Blind face restoration (BFR) is important while challenging. Prior works prefer to exploit GAN-based frameworks to tackle this task due to the balance of quality and efficiency. However, these methods suffer from poor stability and adaptability to long-tail distribution, failing to simultaneously retain source identity and restore detail. We propose DiffBFR to introduce Diffusion Probabilistic Model (DPM) for BFR to tackle the above problem, given its superiority over GAN in aspects of avoiding training collapse and generating long-tail distribution. DiffBFR utilizes a two-step design, that first restores identity information from low-quality images and then enhances texture details according to the distribution of real faces. This design is implemented with two key components: 1) Identity Restoration Module (IRM) for preserving the face details in results. Instead of denoising from pure Gaussian random distribution with LQ images as the condition during the reverse process, we propose a novel truncated sampling method which starts from LQ images with part noise added. We theoretically prove that this change shrinks the evidence lower bound of DPM and then restores more original details. With theoretical proof, two cascade conditional DPMs with different input sizes are introduced to strengthen this sampling effect and reduce training difficulty in the high-resolution image generated directly. 2) Texture Enhancement Module (TEM) for polishing the texture of the image. Here an unconditional DPM, a LQ-free model, is introduced to further force the restorations to appear realistic. We theoretically proved that this unconditional DPM trained on pure HQ images contributes to justifying the correct distribution of inference images output from IRM in pixel-level space. Truncated sampling with fractional time step is utilized to polish pixel-level textures while preserving identity information.

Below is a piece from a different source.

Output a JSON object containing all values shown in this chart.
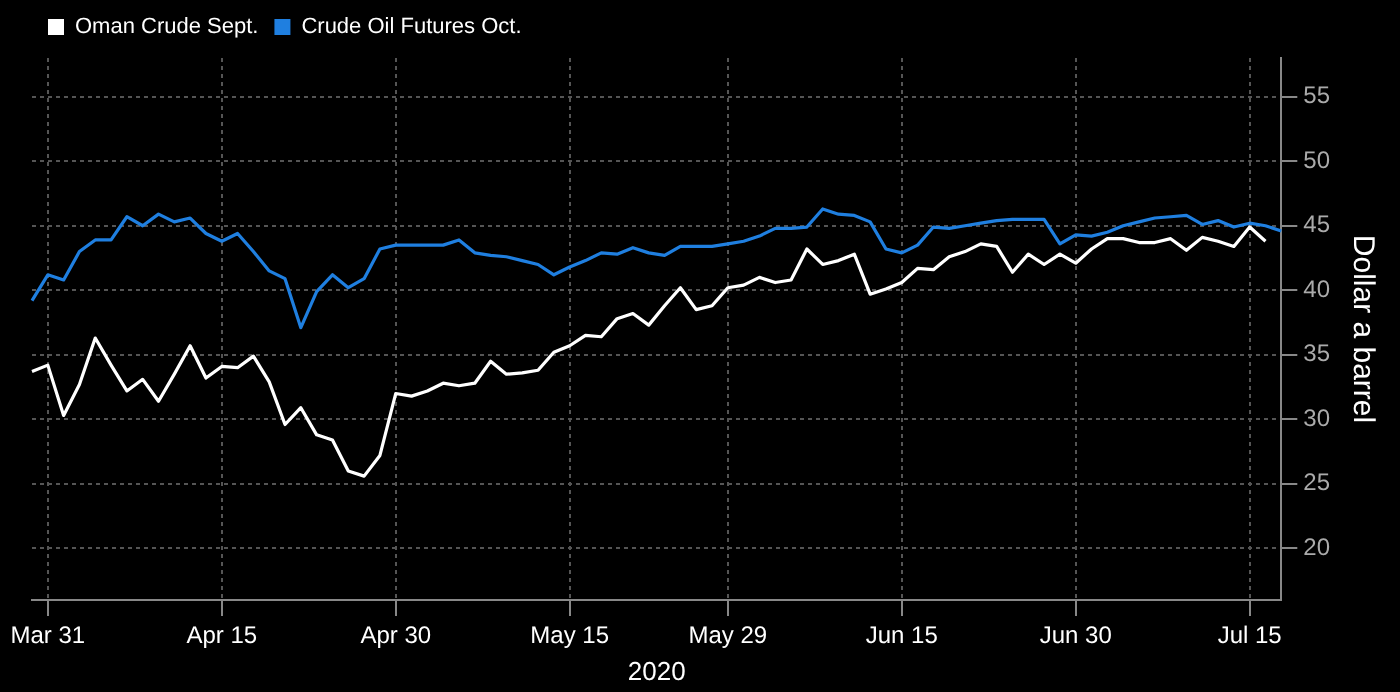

翻译：盲人脸复原（Blind Face Restoration, BFR）是一项重要但具有挑战性的任务。以往工作倾向于采用基于GAN的框架来应对这一任务，因其在质量与效率之间取得了平衡。然而，这些方法存在稳定性差、难以适应长尾分布的问题，无法同时保留源身份信息与恢复细节。针对上述问题，本文提出DiffBFR，将扩散概率模型（Diffusion Probabilistic Model, DPM）引入BFR，鉴于其在避免训练崩溃和生成长尾分布方面相较于GAN的优势。DiffBFR采用两步设计：首先从低质量图像中恢复身份信息，然后根据真实人脸分布增强纹理细节。该设计通过两个关键模块实现：1）身份恢复模块（Identity Restoration Module, IRM），用于保留结果中的人脸细节。在逆向过程中，我们并未像传统方法那样以低质量图像为条件从纯高斯随机分布去噪，而是提出一种新颖的截断采样方法，从添加部分噪声的低质量图像开始采样。我们从理论上证明，这一变化缩小了DPM的证据下界，从而恢复了更多原始细节。基于理论证明，我们引入两个输入尺寸不同的级联条件DPM，以增强采样效果并降低直接生成高分辨率图像时的训练难度。2）纹理增强模块（Texture Enhancement Module, TEM），用于优化图像纹理。此处引入一个无需低质量图像的无条件DPM，进一步推动复原结果趋于真实。我们从理论上证明，该基于纯高质量图像训练的无条件DPM有助于在像素级空间校正IRM输出的推理图像的正确分布。同时，采用分数时间步长的截断采样方法在保留身份信息的前提下优化像素级纹理。